Pushing those boundaries of everyday fashion—without crossing over to dramatic costumes—is the intent of the Athens Fashion Collective. Designer Alexandra Parsons, who’s featured in the opening runway show, uses color, mood and texture to express that intent.
“My Fall 2012 collection is about the woman who creates her own myth, and the man that inspires her along the way,” says Parsons, whose fall designs are influenced by the film Snow White and the Huntsman and various mythologies.
While the designers and artists will enchant the audience visually Friday night, live performances by Grass Giraffes and powerkompany will musically possess the crowd to dance and sway until Harouki Zombi materializes. The headlining duo, who are this week celebrating the release of their first EP, Objet Petit A, is Nina Barnes (of Montreal) and Orenda Fink (Azure Ray, who will not be performing Friday night because she’s on tour). They describe their live show as "part DJ/VJ dance party and ‘neo-pathetic cabaret’ performance art." The crowd will then be transported to the roof for a DJ set by Immuzikation that will dance Friday night’s party into the festive Halloweekend.

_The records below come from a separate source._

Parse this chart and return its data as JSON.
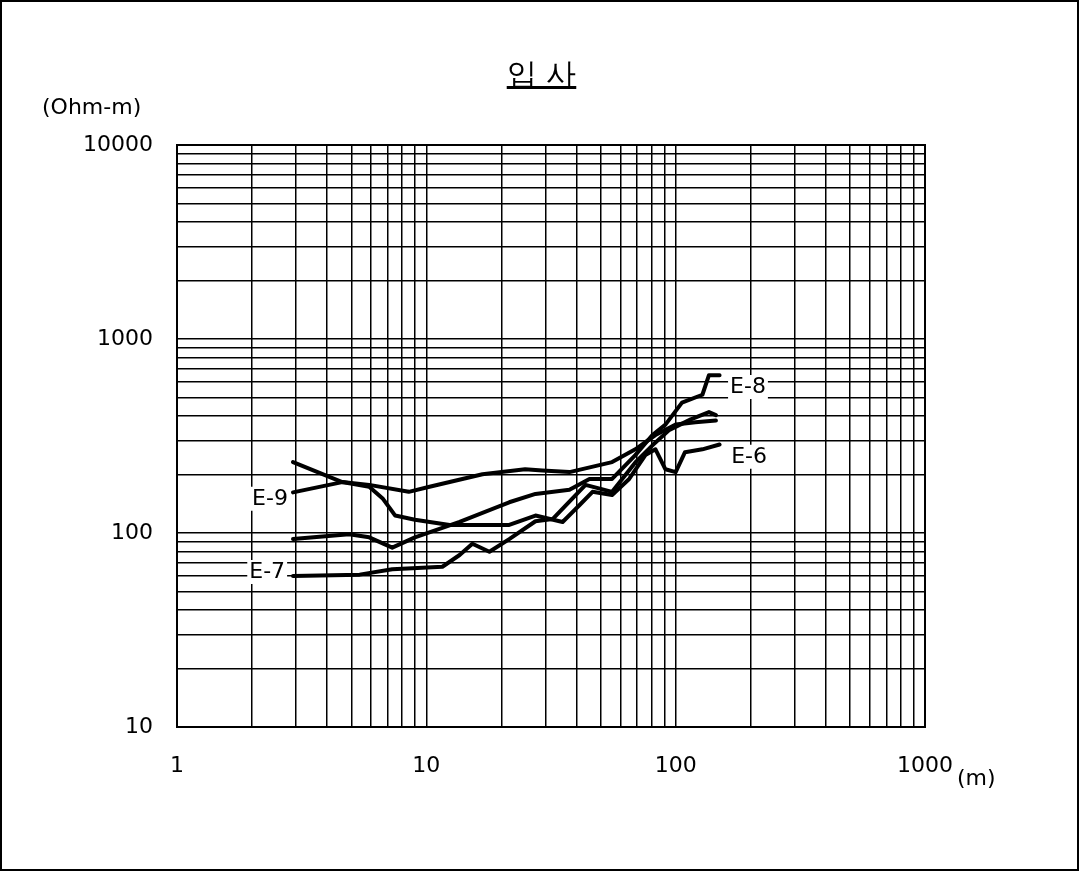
{
  "chart_data": {
    "type": "line",
    "title": "입 사",
    "xlabel": "(m)",
    "ylabel": "(Ohm-m)",
    "log": "xy",
    "grid": true,
    "legend": false,
    "marker": "none",
    "line_style": "solid",
    "xlim": [
      1,
      1000
    ],
    "ylim": [
      10,
      10000
    ],
    "xticks": [
      1,
      {
        "value": 2,
        "label": null
      },
      {
        "value": 3,
        "label": null
      },
      {
        "value": 4,
        "label": null
      },
      {
        "value": 5,
        "label": null
      },
      {
        "value": 6,
        "label": null
      },
      {
        "value": 7,
        "label": null
      },
      {
        "value": 8,
        "label": null
      },
      {
        "value": 9,
        "label": null
      },
      10,
      {
        "value": 20,
        "label": null
      },
      {
        "value": 30,
        "label": null
      },
      {
        "value": 40,
        "label": null
      },
      {
        "value": 50,
        "label": null
      },
      {
        "value": 60,
        "label": null
      },
      {
        "value": 70,
        "label": null
      },
      {
        "value": 80,
        "label": null
      },
      {
        "value": 90,
        "label": null
      },
      100,
      {
        "value": 200,
        "label": null
      },
      {
        "value": 300,
        "label": null
      },
      {
        "value": 400,
        "label": null
      },
      {
        "value": 500,
        "label": null
      },
      {
        "value": 600,
        "label": null
      },
      {
        "value": 700,
        "label": null
      },
      {
        "value": 800,
        "label": null
      },
      {
        "value": 900,
        "label": null
      },
      1000
    ],
    "yticks": [
      10,
      {
        "value": 20,
        "label": null
      },
      {
        "value": 30,
        "label": null
      },
      {
        "value": 40,
        "label": null
      },
      {
        "value": 50,
        "label": null
      },
      {
        "value": 60,
        "label": null
      },
      {
        "value": 70,
        "label": null
      },
      {
        "value": 80,
        "label": null
      },
      {
        "value": 90,
        "label": null
      },
      100,
      {
        "value": 200,
        "label": null
      },
      {
        "value": 300,
        "label": null
      },
      {
        "value": 400,
        "label": null
      },
      {
        "value": 500,
        "label": null
      },
      {
        "value": 600,
        "label": null
      },
      {
        "value": 700,
        "label": null
      },
      {
        "value": 800,
        "label": null
      },
      {
        "value": 900,
        "label": null
      },
      1000,
      {
        "value": 2000,
        "label": null
      },
      {
        "value": 3000,
        "label": null
      },
      {
        "value": 4000,
        "label": null
      },
      {
        "value": 5000,
        "label": null
      },
      {
        "value": 6000,
        "label": null
      },
      {
        "value": 7000,
        "label": null
      },
      {
        "value": 8000,
        "label": null
      },
      {
        "value": 9000,
        "label": null
      },
      10000
    ],
    "series": [
      {
        "color": "#000000",
        "x": [
          2.92,
          4.6,
          5.9,
          8.5,
          10.3,
          16.8,
          24.9,
          29.2,
          37.5,
          55.6,
          68.9,
          83,
          100,
          120,
          145
        ],
        "values": [
          162,
          183,
          177,
          163,
          173,
          201,
          213,
          210,
          206,
          232,
          270,
          320,
          362,
          372,
          380
        ]
      },
      {
        "color": "#000000",
        "x": [
          2.92,
          5.4,
          7.3,
          11.6,
          13.6,
          15.3,
          17.9,
          21.5,
          27.4,
          32.1,
          43.5,
          55.6,
          68.9,
          80.7,
          94.4,
          115,
          136,
          145
        ],
        "values": [
          60,
          61,
          65,
          67,
          77,
          88,
          80,
          93,
          115,
          118,
          177,
          163,
          231,
          283,
          340,
          385,
          420,
          405
        ]
      },
      {
        "color": "#000000",
        "x": [
          2.92,
          4.9,
          5.9,
          7.3,
          9,
          13.6,
          21.5,
          27.4,
          37.5,
          45.1,
          55.6,
          68.9,
          80.7,
          91,
          106,
          128,
          136,
          150
        ],
        "values": [
          93,
          98.5,
          95,
          84,
          95,
          114,
          144,
          159,
          167,
          190,
          190,
          252,
          320,
          362,
          470,
          516,
          651,
          651
        ]
      },
      {
        "color": "#000000",
        "x": [
          2.92,
          4.6,
          5.9,
          6.7,
          7.5,
          9,
          12.4,
          21.5,
          27.4,
          35.2,
          41.1,
          46.4,
          55.6,
          65.1,
          75.6,
          83,
          91,
          100,
          109,
          128,
          150
        ],
        "values": [
          232,
          183,
          173,
          150,
          123,
          117,
          110,
          110,
          123,
          114,
          139,
          163,
          157,
          190,
          252,
          270,
          213,
          206,
          261,
          270,
          286
        ]
      }
    ],
    "annotations": [
      {
        "text": "E-9",
        "x": 2.36,
        "y": 150
      },
      {
        "text": "E-7",
        "x": 2.3,
        "y": 63
      },
      {
        "text": "E-8",
        "x": 195,
        "y": 566
      },
      {
        "text": "E-6",
        "x": 197,
        "y": 247
      }
    ]
  }
}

“We always love Halloween at the Theatre,” says Georgia Theatre owner Wilmot Greene. “I’m blown away every year by the amount of outrageous participation. We like to put creative control into creative people’s hands, and this Halloween that means Sanni and the Collective over at Community on Friday night and Timi Conley and the of Montreal folks on Saturday night. I mean, how much more creative could you get?”